Budding diplomats from The Sixth Form College, Solihull put their debating skills to the test recently as they took part in the Model United Nations Conference.
The College took two teams of students to the Conference at Joseph Chamberlain College; one delegation represented Senegal and another represented North Korea. These countries were chosen by the students themselves in order to represent a range of views and cultural standpoints. In the run up to the conference, the students researched these countries and a range of issues that pertain to the various committees of the United Nations.
During the Conference itself, students prepared resolutions relating to a variety of issues ranging from drug trafficking in South-East Asia, the question of Tibet to the problem of the Death Penalty. Students presented their resolution and debated the issues before the resolutions faced a vote. Successful resolutions then went to the General Assembly later in the Conference, when all delegates from all schools and colleges were present. Two students won the prize for ‘Best Resolution’; Zaynah Iqbal (aged 16, from Birmingham) for her push to tackle violence in Latin America, and Halema Yasmin (aged 18 from Birmingham) for her joint Security Council resolution regarding the Spratly Islands. Fellow student, Joe McMullen (aged 16, from Solihull) won the award for ‘Persuasive Speaking’ for robustly and persistently presenting a North Korean response to ‘American Imperialism’.

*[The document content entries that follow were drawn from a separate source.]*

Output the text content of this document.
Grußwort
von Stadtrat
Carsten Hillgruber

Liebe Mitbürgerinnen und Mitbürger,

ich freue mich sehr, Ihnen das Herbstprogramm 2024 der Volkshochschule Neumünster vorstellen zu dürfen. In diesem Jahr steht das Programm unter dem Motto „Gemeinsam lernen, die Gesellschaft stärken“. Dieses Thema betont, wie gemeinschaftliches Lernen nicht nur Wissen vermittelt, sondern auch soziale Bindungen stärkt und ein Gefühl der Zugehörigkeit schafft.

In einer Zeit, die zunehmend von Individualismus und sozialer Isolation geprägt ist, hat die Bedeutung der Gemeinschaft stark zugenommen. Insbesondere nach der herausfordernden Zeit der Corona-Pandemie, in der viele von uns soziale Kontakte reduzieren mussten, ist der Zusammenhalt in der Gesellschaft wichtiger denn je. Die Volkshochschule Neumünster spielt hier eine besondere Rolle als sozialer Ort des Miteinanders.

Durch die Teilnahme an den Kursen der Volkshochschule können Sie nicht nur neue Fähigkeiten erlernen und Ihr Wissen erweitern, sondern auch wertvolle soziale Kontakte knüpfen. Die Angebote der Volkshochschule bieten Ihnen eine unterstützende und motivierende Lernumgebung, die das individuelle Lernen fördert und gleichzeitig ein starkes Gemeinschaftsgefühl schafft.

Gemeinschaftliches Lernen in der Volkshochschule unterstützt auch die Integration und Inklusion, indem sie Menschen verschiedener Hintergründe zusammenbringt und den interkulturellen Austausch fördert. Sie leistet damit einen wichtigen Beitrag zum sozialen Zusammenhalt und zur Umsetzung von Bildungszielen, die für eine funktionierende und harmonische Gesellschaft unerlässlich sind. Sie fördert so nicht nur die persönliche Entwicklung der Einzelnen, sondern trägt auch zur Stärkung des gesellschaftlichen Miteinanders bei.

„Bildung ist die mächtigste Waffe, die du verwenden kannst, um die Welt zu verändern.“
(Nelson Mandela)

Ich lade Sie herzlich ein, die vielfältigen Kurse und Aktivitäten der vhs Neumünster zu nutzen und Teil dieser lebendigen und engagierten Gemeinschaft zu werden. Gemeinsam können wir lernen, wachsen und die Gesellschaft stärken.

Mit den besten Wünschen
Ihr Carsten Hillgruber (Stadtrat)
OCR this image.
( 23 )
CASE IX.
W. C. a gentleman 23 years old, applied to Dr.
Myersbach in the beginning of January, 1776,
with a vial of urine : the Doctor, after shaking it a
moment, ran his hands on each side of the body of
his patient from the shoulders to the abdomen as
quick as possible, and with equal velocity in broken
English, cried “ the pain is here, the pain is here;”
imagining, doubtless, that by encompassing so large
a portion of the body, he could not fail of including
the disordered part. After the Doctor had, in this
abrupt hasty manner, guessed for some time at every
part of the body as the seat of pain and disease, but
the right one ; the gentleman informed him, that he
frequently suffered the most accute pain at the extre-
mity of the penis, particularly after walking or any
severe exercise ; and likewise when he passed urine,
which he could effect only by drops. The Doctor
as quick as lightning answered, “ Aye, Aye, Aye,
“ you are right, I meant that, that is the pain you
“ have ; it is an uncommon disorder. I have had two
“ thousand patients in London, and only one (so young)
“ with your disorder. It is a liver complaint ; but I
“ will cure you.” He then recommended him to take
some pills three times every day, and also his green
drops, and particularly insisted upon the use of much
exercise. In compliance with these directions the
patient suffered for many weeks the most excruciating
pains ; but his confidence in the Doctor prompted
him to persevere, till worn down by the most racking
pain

There were more than 20 different schools and colleges in attendance, representing a host of nations, in what was a very realistic representation of the United Nations. The conference helped students to develop debating skills, team work and presentation skills.
Humanities teacher James MacLaren commented:
“Both teams did excellently and have done the College proud. This was a superb experience for them, because it developed their team working and debating skills.”
The Model United Nations is just one of dozens of enrichment activities open to students to take part in on top of their studies. These extra activities are not only rewarding, but boost applications for university and employment.